About Citadel

Irven DeVore writes that “Males are a breeding experiment run by females.”What if, in fact, women ran everything?  What if women rejected the culture of rape and violence to take control of their lives in the safety of the Citadels? What if women could exist without males? Citadel is a metafictional, apocalyptic story braided into a contemporary post-lesbian novel built on genetics.

A few lines in the voice of Kaavi, an archeohistorian, and Trisha as she lives inside the novel:

“But men had been killing women forever…”

“In the beginning, just a few—the breeders, the confused ones, the male-identified ones, the ones who stayed, the ones with soft bones, suffered, but as the numbers grew and the conflicts increased in intensity there were more bodies and the Separation began as the blood flowed.”
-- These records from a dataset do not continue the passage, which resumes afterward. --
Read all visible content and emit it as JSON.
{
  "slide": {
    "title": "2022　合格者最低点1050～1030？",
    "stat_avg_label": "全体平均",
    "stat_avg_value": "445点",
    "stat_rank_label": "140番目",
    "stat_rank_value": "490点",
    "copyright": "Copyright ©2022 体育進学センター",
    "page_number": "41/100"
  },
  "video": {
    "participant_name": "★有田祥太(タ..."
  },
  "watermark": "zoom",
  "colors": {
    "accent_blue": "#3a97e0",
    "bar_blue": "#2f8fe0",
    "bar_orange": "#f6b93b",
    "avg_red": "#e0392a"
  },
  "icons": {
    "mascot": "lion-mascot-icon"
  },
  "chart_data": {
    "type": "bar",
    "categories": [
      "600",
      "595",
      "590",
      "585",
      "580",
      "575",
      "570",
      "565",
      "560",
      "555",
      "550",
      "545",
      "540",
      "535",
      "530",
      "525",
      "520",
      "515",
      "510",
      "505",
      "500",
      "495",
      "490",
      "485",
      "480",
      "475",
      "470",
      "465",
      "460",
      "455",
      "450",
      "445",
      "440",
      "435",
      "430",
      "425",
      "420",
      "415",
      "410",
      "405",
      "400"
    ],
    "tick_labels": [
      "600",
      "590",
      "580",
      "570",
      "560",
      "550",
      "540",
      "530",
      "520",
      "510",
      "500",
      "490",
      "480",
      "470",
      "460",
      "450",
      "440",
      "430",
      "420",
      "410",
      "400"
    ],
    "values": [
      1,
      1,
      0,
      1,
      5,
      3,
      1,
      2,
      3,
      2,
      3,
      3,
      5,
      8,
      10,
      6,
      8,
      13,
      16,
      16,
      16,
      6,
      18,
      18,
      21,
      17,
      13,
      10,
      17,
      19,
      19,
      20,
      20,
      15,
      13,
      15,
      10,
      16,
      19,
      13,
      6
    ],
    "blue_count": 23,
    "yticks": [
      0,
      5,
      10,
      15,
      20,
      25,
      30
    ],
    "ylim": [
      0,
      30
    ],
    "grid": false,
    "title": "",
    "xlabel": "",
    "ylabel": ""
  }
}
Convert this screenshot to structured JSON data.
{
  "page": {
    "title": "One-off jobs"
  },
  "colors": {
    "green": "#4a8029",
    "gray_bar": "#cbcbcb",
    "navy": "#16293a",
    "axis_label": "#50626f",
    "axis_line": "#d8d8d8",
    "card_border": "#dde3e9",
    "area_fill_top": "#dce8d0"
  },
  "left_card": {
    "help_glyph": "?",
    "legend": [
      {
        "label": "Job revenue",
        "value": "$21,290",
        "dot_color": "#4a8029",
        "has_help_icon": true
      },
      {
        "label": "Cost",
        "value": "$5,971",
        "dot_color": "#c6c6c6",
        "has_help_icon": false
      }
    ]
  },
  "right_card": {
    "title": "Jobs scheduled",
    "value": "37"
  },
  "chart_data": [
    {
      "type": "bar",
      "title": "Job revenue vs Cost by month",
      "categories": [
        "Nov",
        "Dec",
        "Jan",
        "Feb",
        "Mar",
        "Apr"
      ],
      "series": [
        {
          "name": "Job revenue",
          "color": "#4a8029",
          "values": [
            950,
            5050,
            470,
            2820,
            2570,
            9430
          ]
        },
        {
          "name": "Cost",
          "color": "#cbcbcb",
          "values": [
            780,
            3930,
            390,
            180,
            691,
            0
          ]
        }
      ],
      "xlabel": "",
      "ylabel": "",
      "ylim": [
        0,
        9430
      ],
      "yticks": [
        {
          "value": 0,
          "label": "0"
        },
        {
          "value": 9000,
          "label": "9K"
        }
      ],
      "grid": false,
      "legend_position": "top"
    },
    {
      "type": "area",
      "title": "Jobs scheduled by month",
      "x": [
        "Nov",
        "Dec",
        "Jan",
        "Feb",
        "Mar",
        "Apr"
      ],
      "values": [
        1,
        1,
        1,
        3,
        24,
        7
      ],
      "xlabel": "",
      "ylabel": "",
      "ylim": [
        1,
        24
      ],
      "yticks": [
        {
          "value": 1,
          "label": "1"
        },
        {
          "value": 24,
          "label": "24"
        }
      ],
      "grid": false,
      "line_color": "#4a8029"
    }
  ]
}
Cover art by Jac Seery Howard; Technical guidance by M. Anne Sweet

Kaavi alone:

And on the 75th day of my journey, I stood on a hill overlooking a destroyed city of the plain burning in a hot afternoon sun. I saw the glinting of bones, the white shining of bones. A deep sadness overcame me. I knew this was the First Citadel. On my map, I tagged it, C-1. I marched off the hill, a day’s walk to the glinting until I came to rest at the edge of a huge killing field. I saw metal that had not decayed and chariots that had not yet rotted and sown in the ground were bones. In that field all terror, all fear of all time smothered the land like a choking cloud of desperation. Buried in the skull of the bodies were blades. Blades buried in the backs of fleeing bodies. So many.  I worked the killing field for two days. I recalled the writings of the archaeohistorians who said that in the plains where the bloodshed was greatest, the soil turned fertile, the grasses grew tall and thick. In the chaos of bones and metal, I found the skeletons of men and horses. Here and there the residue of a wooden cross, the relic of a gold crescent, a double cross, a simple cross or a gold six-pointed star. Evidence that the Unification of the Dogmas was not a fiction. Though far in time from the killing, I imagined the thunder of war, the groans and the quaking of annihilation. In that field, as I stood over chaos, I recalled the sage’s saying, “There will be no freedom until the last priest strangles the last politician with the entrails of the last lawyer and then slits his own throat.”

I cried at the loss of paradise because in the killing our dreams had died.